The U.S. Environmental Protection Agency (EPA) estimates that oil and gas operations are responsible for about 30% of annual U.S. methane emissions, making them the largest industrial source of methane pollution. Pound for pound, methane can cause up to 87 times more warming than carbon dioxide, so reducing emissions of this short-lived but powerful greenhouse gas is crucial to fighting climate change. And given that methane is the primary component of natural gas, controlling emissions also makes sense for industry because every molecule that is not leaked is a molecule that can be sold.

The California Air Resources Board (CARB) has been developing these rules for several years as part of its multifaceted strategy to achieve the goals of AB 32, California’s landmark greenhouse gas emission reduction program. The latest draft adds important clarifications and updates, including rules directly responding to the ongoing, disastrous natural gas leak at the Aliso Canyon underground storage facility in Porter Ranch.

Crucially, these proposed rules would apply to both new and existing emissions sources. Oil and gas equipment and facilities already in operation will be responsible for the vast majority of future methane emissions – one study found that by 2018 almost 90% of methane emissions from the oil and gas sector will come from sources that were already in operation in 2011.

It’s a no-brainer that if we want to be serious about controlling methane emissions, then any rules must apply to existing sources. Unfortunately at the national level, although EPA has put in place and proposed important new rules that will apply to new sources of emissions, it has not yet put forth a plan to regulate existing sources. There’s no way to meet President Obama’s goal of cutting methane pollution from the oil and gas industry 40-45% from 2012 levels by 2025 without controlling emissions from existing sources, which is why we and our partners are calling on EPA to do just that.
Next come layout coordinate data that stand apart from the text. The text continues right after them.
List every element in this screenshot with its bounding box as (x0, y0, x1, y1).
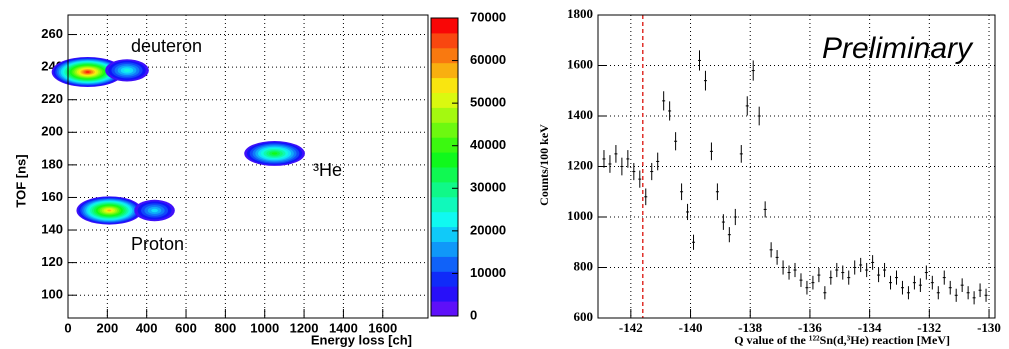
colorbar-cell (431, 271, 458, 287)
contour-blob (51, 57, 124, 88)
y-tick-label: 1800 (567, 6, 593, 21)
y-tick-label: 1200 (567, 157, 593, 172)
colorbar-tick-label: 60000 (470, 52, 506, 67)
colorbar-frame (430, 17, 459, 317)
y-tick-label: 140 (41, 221, 63, 236)
y-tick-label: 1000 (567, 208, 593, 223)
x-axis-title: Energy loss [ch] (311, 332, 412, 347)
x-tick-label: 1600 (368, 320, 397, 335)
colorbar-cell (431, 152, 458, 168)
colorbar-cell (431, 47, 458, 64)
colorbar-cell (431, 256, 458, 272)
plot-frame (597, 14, 996, 319)
colorbar-cell (431, 301, 458, 317)
colorbar-cell (431, 181, 458, 198)
x-tick-label: -142 (619, 320, 643, 335)
contour-blob (105, 59, 149, 82)
contour-level (151, 208, 158, 213)
x-tick-label: 1200 (290, 320, 319, 335)
y-tick-label: 100 (41, 287, 63, 302)
annotation: ³He (313, 160, 342, 180)
x-tick-label: -130 (977, 320, 1001, 335)
colorbar-tick-label: 70000 (470, 9, 506, 24)
colorbar-cell (431, 62, 458, 79)
y-axis-title: TOF [ns] (13, 154, 28, 207)
plot-frame (67, 14, 429, 319)
colorbar-cell (431, 137, 458, 153)
colorbar-cell (431, 211, 458, 228)
y-tick-label: 1600 (567, 56, 593, 71)
contour-level (271, 152, 278, 155)
x-tick-label: -134 (858, 320, 882, 335)
contour-blob (244, 141, 305, 166)
colorbar-tick-label: 50000 (470, 95, 506, 110)
y-tick-label: 1400 (567, 107, 593, 122)
x-tick-label: -136 (798, 320, 822, 335)
x-tick-label: 600 (175, 320, 197, 335)
y-tick-label: 260 (41, 26, 63, 41)
x-tick-label: -138 (738, 320, 762, 335)
x-tick-label: 1400 (329, 320, 358, 335)
colorbar-tick-label: 10000 (470, 265, 506, 280)
annotation: Preliminary (822, 32, 974, 65)
x-tick-label: 800 (215, 320, 237, 335)
x-tick-label: -132 (917, 320, 941, 335)
contour-blob (134, 199, 175, 222)
contour-level (123, 68, 131, 72)
y-tick-label: 200 (41, 124, 63, 139)
y-tick-label: 220 (41, 91, 63, 106)
colorbar-cell (431, 286, 458, 302)
x-tick-label: 1000 (250, 320, 279, 335)
x-tick-label: 0 (64, 320, 71, 335)
colorbar-cell (431, 77, 458, 93)
x-tick-label: -140 (679, 320, 703, 335)
colorbar-cell (431, 241, 458, 257)
colorbar-cell (431, 32, 458, 49)
contour-level (85, 71, 90, 73)
y-axis-title: Counts/100 keV (537, 124, 551, 206)
colorbar-cell (431, 226, 458, 242)
annotation: deuteron (131, 36, 202, 56)
colorbar-tick-label: 20000 (470, 222, 506, 237)
y-tick-label: 160 (41, 189, 63, 204)
x-tick-label: 200 (96, 320, 118, 335)
contour-blob (76, 196, 143, 225)
contour-level (107, 209, 112, 212)
x-tick-label: 400 (136, 320, 158, 335)
colorbar-cell (431, 167, 458, 183)
annotation: Proton (131, 234, 184, 254)
colorbar-cell (431, 92, 458, 108)
y-tick-label: 800 (574, 258, 594, 273)
y-tick-label: 120 (41, 254, 63, 269)
colorbar-tick-label: 30000 (470, 180, 506, 195)
colorbar-cell (431, 196, 458, 213)
colorbar-tick-label: 40000 (470, 137, 506, 152)
colorbar-tick-label: 0 (470, 307, 477, 322)
x-axis-title: Q value of the ¹²²Sn(d,³He) reaction [Me… (734, 333, 950, 347)
colorbar-cell (431, 107, 458, 123)
y-tick-label: 600 (574, 309, 594, 324)
y-tick-label: 180 (41, 156, 63, 171)
colorbar-cell (431, 18, 458, 34)
colorbar-cell (431, 122, 458, 138)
CARB’s proposed rules will apply to major sources of emissions throughout the supply chain, including separators, storage tanks, well stimulation treatments, compressors, pneumatic devices and pumps, underground gas storage facility wells, and liquids unloading. The rules will also require operators to perform periodic surveys to look for leaking equipment. CARB estimates that these new rules can significantly reduce methane emissions from the covered sources.